Anlatılan mana, pek ileri olan yakınlıkta tahakkuk eder ki o: Vehmin ve hayalin dışında bir ileri yakınlıktır. Zira bir şey, ne kadar uzak olursa, vehmin ve hayalin mecali, onda daha geniş ve daha ziyade olur. Ayrıca hayal saltanatı altına girmesi daha yakın ve daha seri olur.
Üstte anlatılan devlet, peygamberlere mahsustur. Gaybe iman, bu büyük zatların nasibidir; hem de asaleten. Onlara salâtlar ve selâmlar olsun. Ayrıca, tebaiyet ve veraset yolu ile, hakkında murad olunan kimse, bu şerefle müşerref olur.
Avam halk için hasıl olan gaybi iman, vehmin kavramı dışında değildir.
Zira avam halk arasında ötelerin ötesi uzaklık canibinde olup vehme mecal vardır. Bu büyüklerin katında ise... ötelerin ötesi yakınlık canibinde olup vehme mecal yoktur.
Dünya kaim durup devam ettiği süre; dünya hayatı mevcut oldukça, gaybe iman mutlaka olacaktır. Zira, burada şühuda dayalı iman, illetlidir.
Âhiret hayatı başladığı zaman, vehmin ve hayalin de gücü kırılır; işte o zaman, şühuda dayalı iman makbul olup yapmak ve yontma illetinden beri durur.
Allah'ın Resulü Muhammed, dünya hayatında iken, rüyet şerefine nail oldu Sanırım ki: Bu manada, onun için, şühudi imanı sabit kılsak yerinde ve güzel olur. Ki o iman, yapma ve yontma illetinden de münezzehtir. O şey ki, kendisinden gayrına ahirette vaad edilmiştir; onun için burada müyesser olmuştur.
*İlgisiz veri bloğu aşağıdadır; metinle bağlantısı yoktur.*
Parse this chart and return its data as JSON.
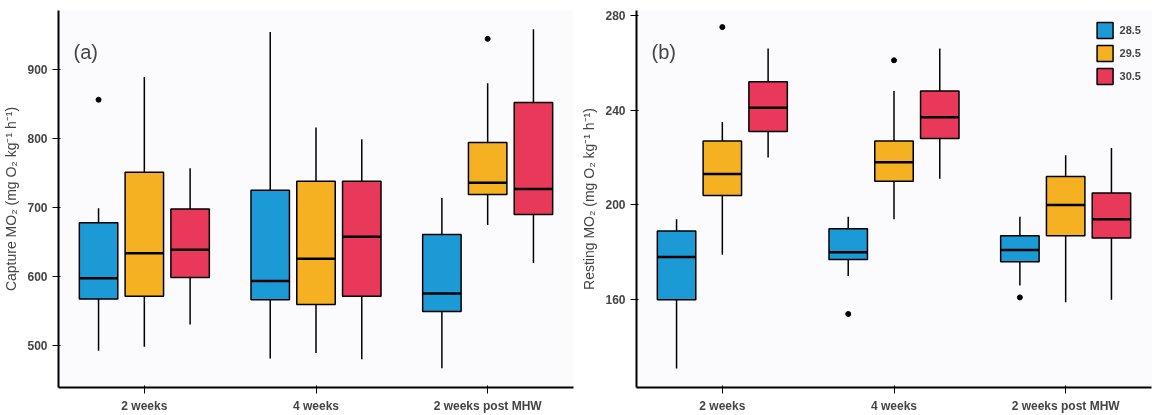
{
  "chart_data": [
    {
      "type": "box",
      "annotations": [
        "(a)"
      ],
      "ylabel": "Capture MO₂ (mg O₂ kg⁻¹ h⁻¹)",
      "categories": [
        "2 weeks",
        "4 weeks",
        "2 weeks post MHW"
      ],
      "ylim": [
        440,
        985
      ],
      "yticks": [
        500,
        600,
        700,
        800,
        900
      ],
      "series": [
        {
          "color": "#1b9ad6",
          "boxes": [
            {
              "low": 493,
              "q1": 568,
              "median": 598,
              "q3": 678,
              "high": 699,
              "outliers": [
                856
              ]
            },
            {
              "low": 482,
              "q1": 567,
              "median": 594,
              "q3": 725,
              "high": 954
            },
            {
              "low": 468,
              "q1": 550,
              "median": 576,
              "q3": 661,
              "high": 714
            }
          ]
        },
        {
          "color": "#f5b122",
          "boxes": [
            {
              "low": 499,
              "q1": 572,
              "median": 634,
              "q3": 751,
              "high": 889
            },
            {
              "low": 490,
              "q1": 560,
              "median": 626,
              "q3": 738,
              "high": 816
            },
            {
              "low": 675,
              "q1": 719,
              "median": 736,
              "q3": 794,
              "high": 880,
              "outliers": [
                944
              ]
            }
          ]
        },
        {
          "color": "#e8395a",
          "boxes": [
            {
              "low": 531,
              "q1": 599,
              "median": 639,
              "q3": 698,
              "high": 757
            },
            {
              "low": 481,
              "q1": 572,
              "median": 658,
              "q3": 738,
              "high": 799
            },
            {
              "low": 620,
              "q1": 690,
              "median": 727,
              "q3": 852,
              "high": 958
            }
          ]
        }
      ]
    },
    {
      "type": "box",
      "annotations": [
        "(b)"
      ],
      "ylabel": "Resting MO₂ (mg O₂ kg⁻¹ h⁻¹)",
      "categories": [
        "2 weeks",
        "4 weeks",
        "2 weeks post MHW"
      ],
      "ylim": [
        123,
        282
      ],
      "yticks": [
        160,
        200,
        240,
        280
      ],
      "legend": "top right",
      "series": [
        {
          "name": "28.5",
          "color": "#1b9ad6",
          "boxes": [
            {
              "low": 131,
              "q1": 160,
              "median": 178,
              "q3": 189,
              "high": 194
            },
            {
              "low": 170,
              "q1": 177,
              "median": 180,
              "q3": 190,
              "high": 195,
              "outliers": [
                154
              ]
            },
            {
              "low": 166,
              "q1": 176,
              "median": 181,
              "q3": 187,
              "high": 195,
              "outliers": [
                161
              ]
            }
          ]
        },
        {
          "name": "29.5",
          "color": "#f5b122",
          "boxes": [
            {
              "low": 179,
              "q1": 204,
              "median": 213,
              "q3": 227,
              "high": 235,
              "outliers": [
                275
              ]
            },
            {
              "low": 194,
              "q1": 210,
              "median": 218,
              "q3": 227,
              "high": 248,
              "outliers": [
                261
              ]
            },
            {
              "low": 159,
              "q1": 187,
              "median": 200,
              "q3": 212,
              "high": 221
            }
          ]
        },
        {
          "name": "30.5",
          "color": "#e8395a",
          "boxes": [
            {
              "low": 220,
              "q1": 231,
              "median": 241,
              "q3": 252,
              "high": 266
            },
            {
              "low": 211,
              "q1": 228,
              "median": 237,
              "q3": 248,
              "high": 266
            },
            {
              "low": 160,
              "q1": 186,
              "median": 194,
              "q3": 205,
              "high": 224
            }
          ]
        }
      ]
    }
  ]
}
Ona salât ve selâm olsun.
Bir ayet-i kerime meali:
"Bu, Allah'ın fazlıdır; onu dilediğine verir. Ve... Allah büyük fazlın sahibidir."62/24).
***
Şunun da bilinmesi yerinde olur ki:
Nefy kelimesini, İbrahim Halil (as) peygamber tamamı eyledi. Şirk kapılarından kapalı olmayan hiçbir kapı bırakmadı. Bu manadan ötürü, peygamberlerin imamı ve kıdem itibarı ile, onların en öndekileri oldu. Zira, bu dünya hayatında, kemalin nihayet zuhuru, bu nefyin itmamına kalmıştır. İsbat kelimesinin kemal zuhuru ise... ahiret hayatına bırakılmıştır.
Netice mana şudur:
Hatem'ür-rüsül Resulullah Efendimiz, bu dünya hayatında iken, rüyet devleti ile müşerref olunca, İsbat kemalâtı cihetinden bolca nasib bulmuştur. Ona salât ve selâm olsun. Hem de bu dünya hayatında iken. O kadar ki, onun hakkında şöyle söylenebilir:
-Resulullah (sav) Efendimizin bi'seti ile İsbat kelimesi tamam olmuştur. Ama, bu dünya hayatı ölçüsüne göre.
Yine mümkündür ki: Resulullah (sav) Efendimiz hakkında zati tecellinin isbatı iş bu dünya hayatında bu mana için ola... Diğerleri için dahi, bir vaad olarak ahirete kalmıştır.
Selâm hidayete tabi olanlara. Mütabaat-ı Mustafa'yı bırakmayanlara.
Ona ve âline salâtlann en faziletlisi, selâmların ekmeli.